From International Socialism (1st series), No.16, Spring 1964, p.32.
Transcribed & marked up by Einde O’ Callaghan for the Encyclopaedia of Trotskyism On-Line (ETOL).
The Political Role of Labor in Developing Countries
Bruce H. Millen
Brookings Institution, Washington DC, (distributed by Faber), 25s.
In spite of the fact that this is very much a cold war treatise, Millen’s study is surprisingly good. As an employee of the US Department of State, his concern is, of course, not with the real interests of the workers of the developing countries, but with making sure that the US follows policies that will not turn the workers to the Communists. However, he has brought together a good deal of information and made quite reasonable sense out of it. The main part of the book is descriptive, and on the whole well done, the least satisfactory section being that in which he attempts to deal with the internal dynamics of the unions – a question that does not seem to interest Mr Millen very much anyway, for his emphasis is primarily upon the purposes of the union leaders and the politicians. This, however, merely reflects Mr Millen’s ideological preoccupations. The peoples are a mass, and the question is, who will capture them? Most of the trade unions in the developing countries differ markedly from those in the US and in Western Europe. If anything they tend to be closer often to the Russian model than to the American, concerned with production rather than consumption, and under governmental control. The typical pattern is one in which, before independence, the trade unions are an important part of a mass movement demanding political independence; with political independence, however, comes the necessity for a redefinition of the union role. The union leaders are often involved in the processes of administration, and the union bargaining role is restricted heavily by economic and institutional factors.

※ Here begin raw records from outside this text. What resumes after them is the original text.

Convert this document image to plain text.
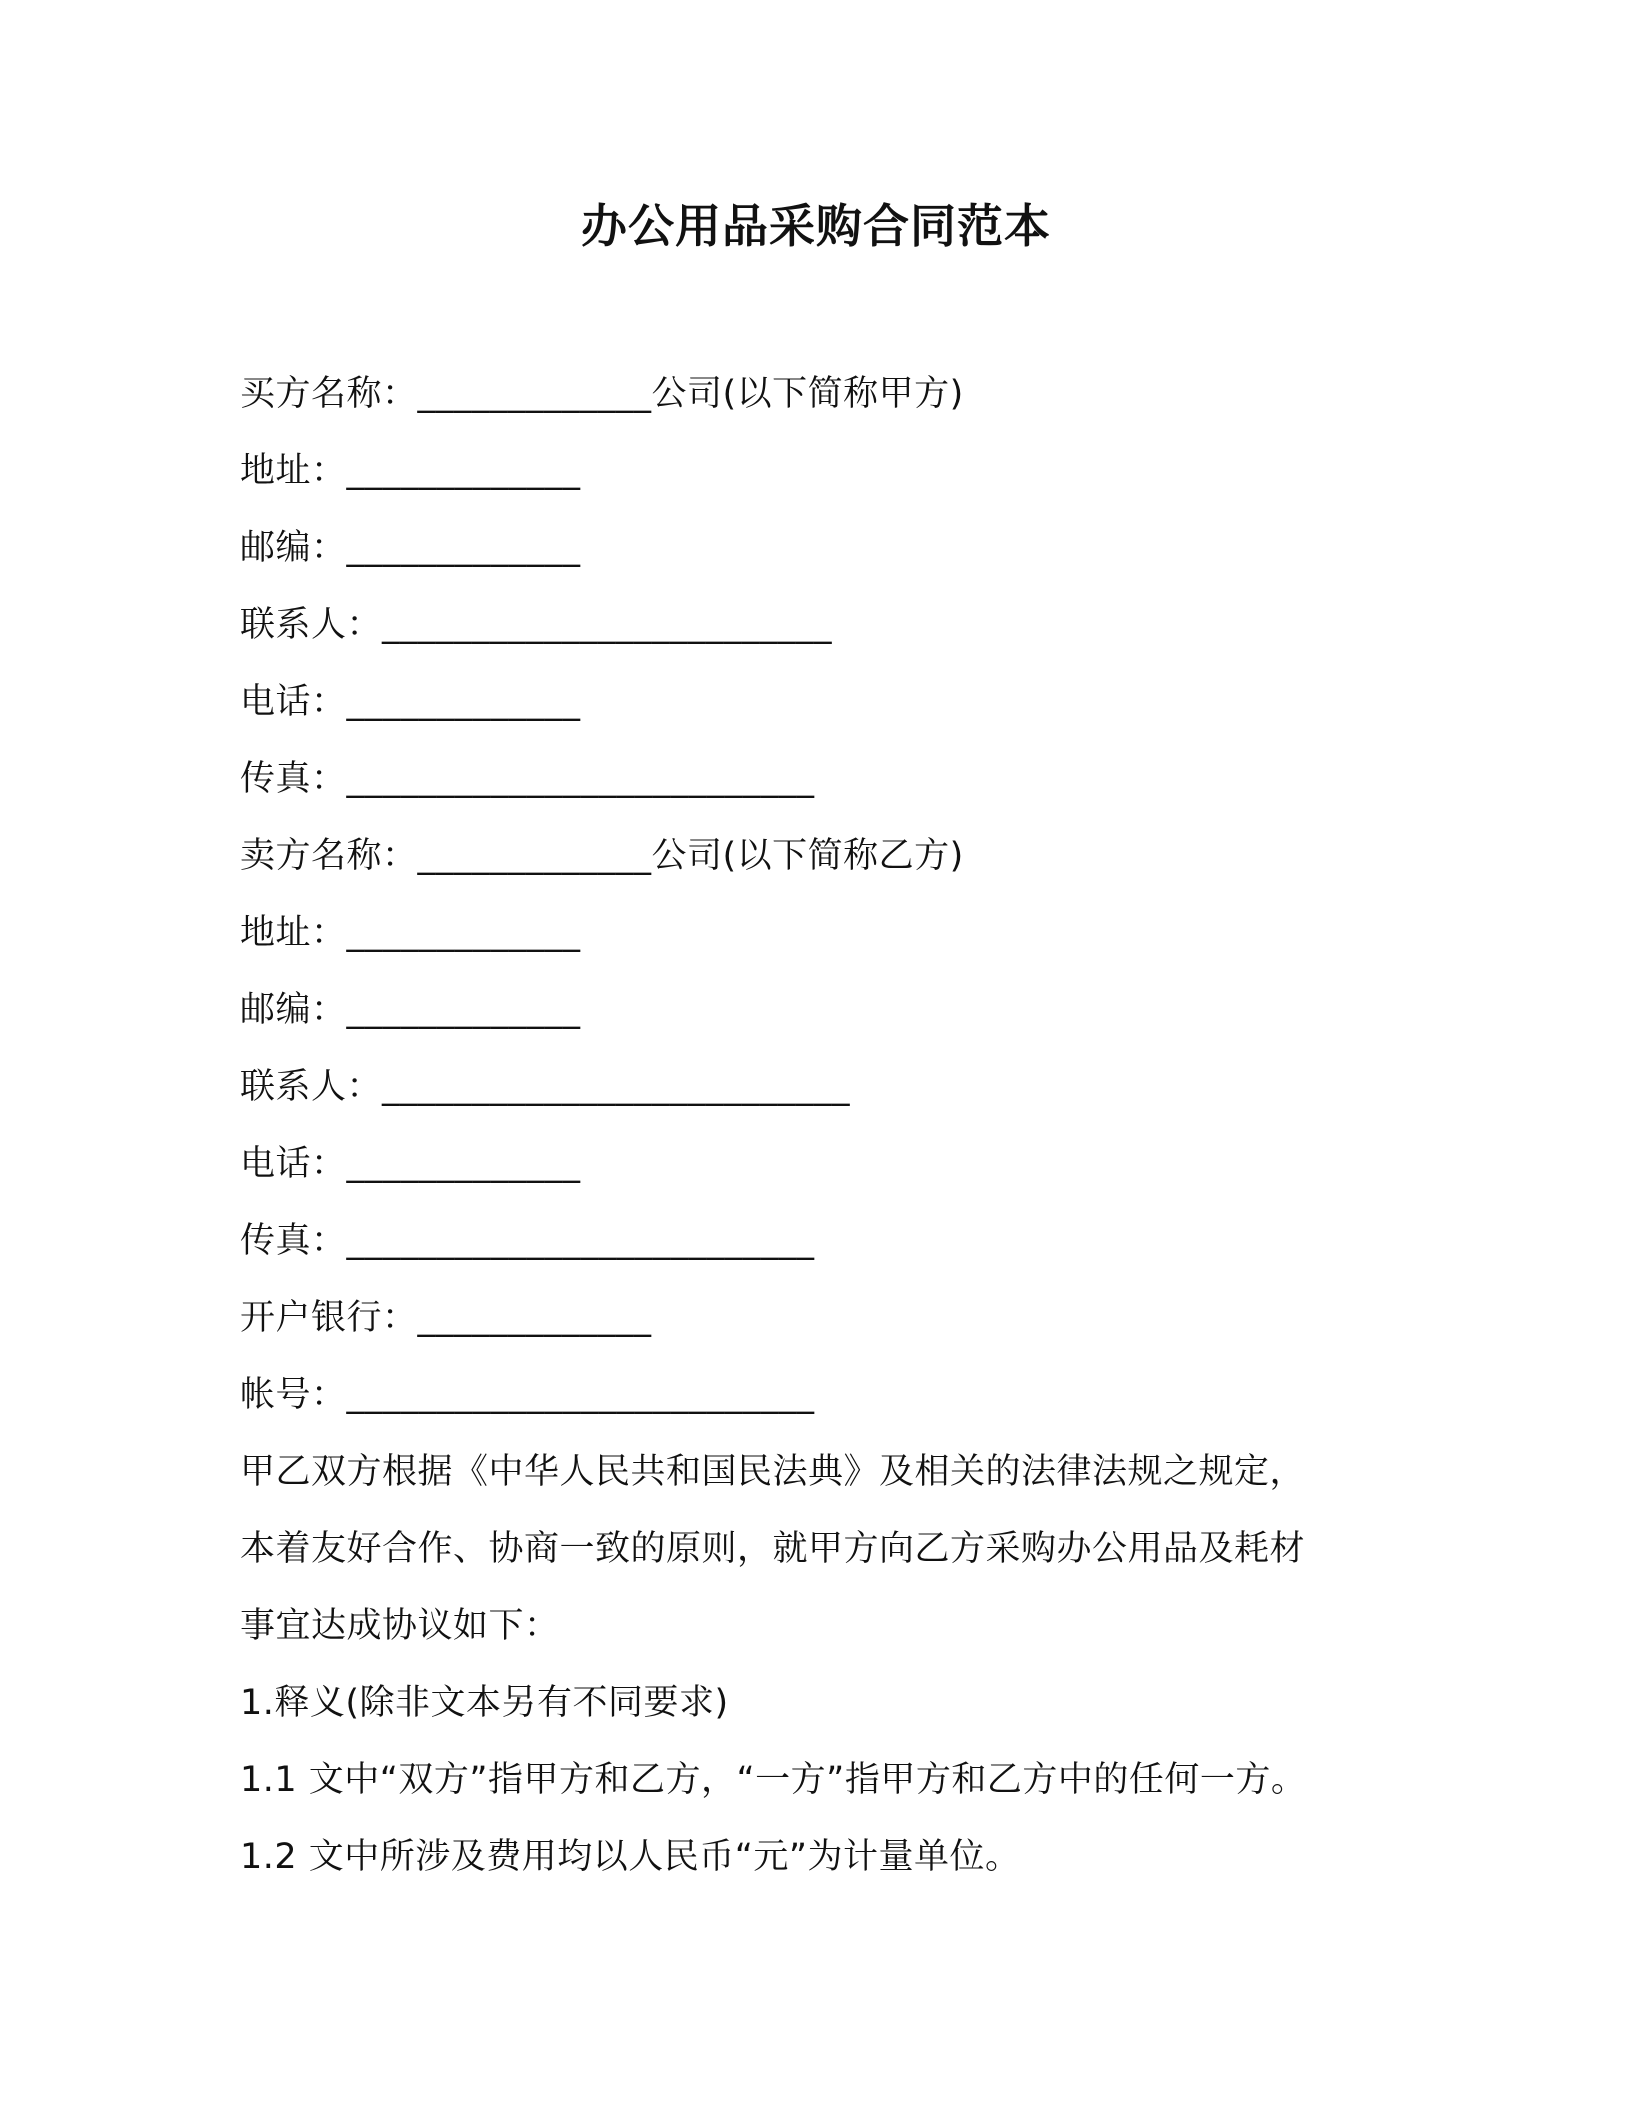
办公用品采购合同范本
买方名称：_____________公司(以下简称甲方)
地址：_____________
邮编：_____________
联系人：_________________________
电话：_____________
传真：__________________________
卖方名称：_____________公司(以下简称乙方)
地址：_____________
邮编：_____________
联系人：__________________________
电话：_____________
传真：__________________________
开户银行：_____________
帐号：__________________________
甲乙双方根据《中华人民共和国民法典》及相关的法律法规之规定，
本着友好合作、协商一致的原则，就甲方向乙方采购办公用品及耗材
事宜达成协议如下：
1.释义(除非文本另有不同要求)
1.1 文中“双方”指甲方和乙方，“一方”指甲方和乙方中的任何一方。
1.2 文中所涉及费用均以人民币“元”为计量单位。
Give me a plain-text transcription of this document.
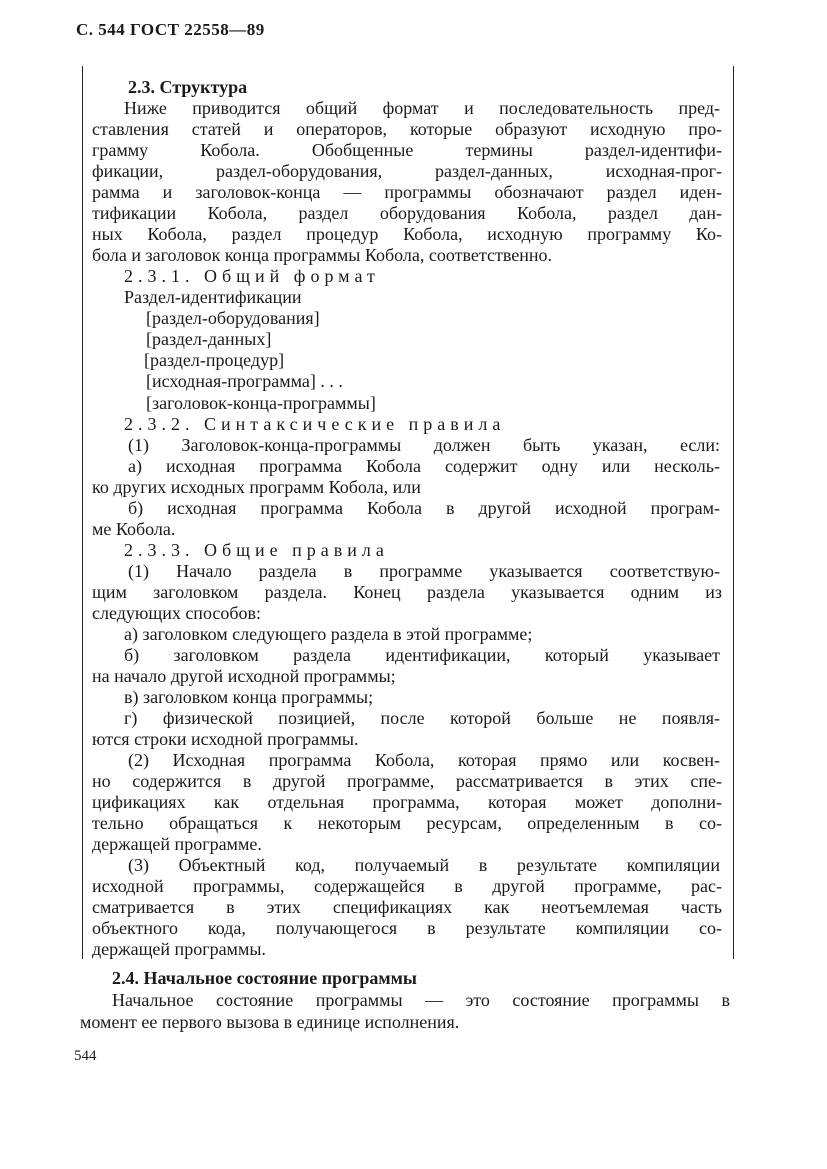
С. 544 ГОСТ 22558—89
2.3. Структура
Ниже приводится общий формат и последовательность пред-
ставления статей и операторов, которые образуют исходную про-
грамму Кобола. Обобщенные термины раздел-идентифи-
фикации, раздел-оборудования, раздел-данных, исходная-прог-
рамма и заголовок-конца — программы обозначают раздел иден-
тификации Кобола, раздел оборудования Кобола, раздел дан-
ных Кобола, раздел процедур Кобола, исходную программу Ко-
бола и заголовок конца программы Кобола, соответственно.
2.3.1. Общий формат
Раздел-идентификации
[раздел-оборудования]
[раздел-данных]
[раздел-процедур]
[исходная-программа] . . .
[заголовок-конца-программы]
2.3.2. Синтаксические правила
(1) Заголовок-конца-программы должен быть указан, если:
а) исходная программа Кобола содержит одну или несколь-
ко других исходных программ Кобола, или
б) исходная программа Кобола в другой исходной програм-
ме Кобола.
2.3.3. Общие правила
(1) Начало раздела в программе указывается соответствую-
щим заголовком раздела. Конец раздела указывается одним из
следующих способов:
а) заголовком следующего раздела в этой программе;
б) заголовком раздела идентификации, который указывает
на начало другой исходной программы;
в) заголовком конца программы;
г) физической позицией, после которой больше не появля-
ются строки исходной программы.
(2) Исходная программа Кобола, которая прямо или косвен-
но содержится в другой программе, рассматривается в этих спе-
цификациях как отдельная программа, которая может дополни-
тельно обращаться к некоторым ресурсам, определенным в со-
держащей программе.
(3) Объектный код, получаемый в результате компиляции
исходной программы, содержащейся в другой программе, рас-
сматривается в этих спецификациях как неотъемлемая часть
объектного кода, получающегося в результате компиляции со-
держащей программы.
2.4. Начальное состояние программы
Начальное состояние программы — это состояние программы в
момент ее первого вызова в единице исполнения.
544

Furthermore, the unions often retain their earlier ‘movement’ quality, and in spite of irregular dues-paying, fluctuating memberships, and the embryonic stage of development of the working class, they are important loci of political activity. Their leadership is generally middle-class, sometimes dishonest or opportunistic, and as a rule cut off from the conditions of life and aspirations of their members. Often the core of union organisation in these countries is formed by the white-collar workers (and, in some cases, the railway workers), whose literacy and more complete urbanisation makes them the natural leaders of a still half-developed proletariat. How long these men will continue to lead the union movements is a question that Mr Millen does not ask himself. There is insufficient discussion of the economic pressures that have moulded the pattern of government-union relations in the new states, and made ‘state socialism’ such a characteristic form. Mr Millen presents a quite convincing picture of the trade unions as forces on the side of modernisation and development, and as a counterweight to those forces seeking to organise power around traditional religious, tribal and other groups; they seem also to act as social service agencies in some cases, easing the transition from the rural to the urban environment. Since the present-day unions in these countries may well contain the seeds of future oppositional movements, their history and future development is clearly of great concern to socialists. What we really need now is a collection of detailed analyses of individual unions and countries (Epstein’s Politics in an Urban African Community is an example), to which this book can well serve as a fairly useful introduction. At least facts and prejudices are kept separate, a rare enough asset in a book of this kind.